Bienvenu(e)s sur ce blog dédié aux mythes, contes et légendes classiques mais aussi à la fantasy et à la science-fiction (notamment contes de SF et suites futuristes de légendes, dans mon livre "Les mémoires du Galaxytime").
Il semblerait que la toute première traduction française de ce conte des frères Grimm soit relativement récente. L’an passé j’ai écrit ma propre retranscription française ici http://benoitreveur.over-blog.com/article-les-4-freres-habiles-94188210.html .Il existe de nombreux axes de lecture dans ce conte intitulé « les 4 frères habiles ».
1° Dimension initiatique
Ce conte me semble clairement illustrer le cheminement initiatique des 4 frères.

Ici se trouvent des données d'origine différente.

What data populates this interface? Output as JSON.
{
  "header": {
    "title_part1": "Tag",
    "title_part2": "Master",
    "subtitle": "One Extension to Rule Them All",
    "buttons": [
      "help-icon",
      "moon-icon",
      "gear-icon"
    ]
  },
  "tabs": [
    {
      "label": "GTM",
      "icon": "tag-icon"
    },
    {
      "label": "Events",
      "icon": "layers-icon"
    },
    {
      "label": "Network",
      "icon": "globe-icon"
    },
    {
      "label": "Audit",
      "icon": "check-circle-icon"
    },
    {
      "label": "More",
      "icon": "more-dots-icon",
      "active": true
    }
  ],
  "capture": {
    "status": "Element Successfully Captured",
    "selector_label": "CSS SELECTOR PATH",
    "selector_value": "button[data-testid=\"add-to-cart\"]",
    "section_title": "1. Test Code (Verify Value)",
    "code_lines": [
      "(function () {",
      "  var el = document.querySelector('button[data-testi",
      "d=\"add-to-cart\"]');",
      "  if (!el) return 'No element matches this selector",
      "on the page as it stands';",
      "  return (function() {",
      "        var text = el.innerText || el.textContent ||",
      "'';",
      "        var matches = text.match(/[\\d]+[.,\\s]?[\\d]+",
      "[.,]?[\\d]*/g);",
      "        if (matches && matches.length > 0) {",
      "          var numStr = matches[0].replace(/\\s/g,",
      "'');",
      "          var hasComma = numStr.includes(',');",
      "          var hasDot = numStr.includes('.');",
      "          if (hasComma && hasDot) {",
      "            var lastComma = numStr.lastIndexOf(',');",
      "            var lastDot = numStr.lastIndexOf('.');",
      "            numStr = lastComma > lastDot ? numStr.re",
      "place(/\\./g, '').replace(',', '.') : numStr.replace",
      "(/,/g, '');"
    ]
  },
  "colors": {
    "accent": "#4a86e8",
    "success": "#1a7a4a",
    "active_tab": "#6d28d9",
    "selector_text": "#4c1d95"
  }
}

Ils doivent quitter le giron paternel afin de trouver leur vocation. Au départ chacun ignore complètement ce pour quoi il est fait, quelques surprises sont donc au rendez-vous et les invitent à revoir leur copie, leurs attentes et préjugés de départ se voyant vite remis en cause.
Une fois la cruciale décision prise et leur voie choisie, l’apprentissage peut commencer. Leurs chemins se séparent et se rejoignent à la fois au carrefour.
En termes d’étapes d’apprentissage dans les traditions d’artisanat : on voit dans le récit les diverses étapes que suivent les 4 frères : leur père les a aidés à devenir des apprentis, puis leurs maîtres de métier leur ont montré le chemin pour qu’ils deviennent des compagnons (chose qui semble confirmée par leur père quand il teste leurs talents), enfin le verdict final du roi semble confirmer qu’ils sont à la fin devenus éligibles au rang de maîtres.
Parmi les étapes initiatiques lors de leurs aventures, je note particulièrement :
A)leur détachement au père quand le besoin s’en fait sentir, leur prise d’autonomie sans pour autant détruire ou renier la figure du père puisque parfois ils reviennent vers lui, une sorte de processus progressif d’assimilation et de maturation, ils apprennent à se détacher d’un modèle sans pour autant le renier.
B) l’épisode clé de la princesse et du dragon : figure classique symbolisant évidemment la perte de virginité ( par exemple le voleur pénètre sous le corps du dragon) la princesse symbolisant bien entendu leur maturation amoureuse, mais aussi leur lutte pour apprendre à canaliser leurs pulsions intérieures diverses (symbolisées par le dragon). On notera que cet épisode de la femme à délivrer sur le rocher gardé par le dragon dormant ressemble beaucoup au même passage du conte provençal « tribord amure » récemment publié sur le blog…(archétype récurrent dans de nombreux contes)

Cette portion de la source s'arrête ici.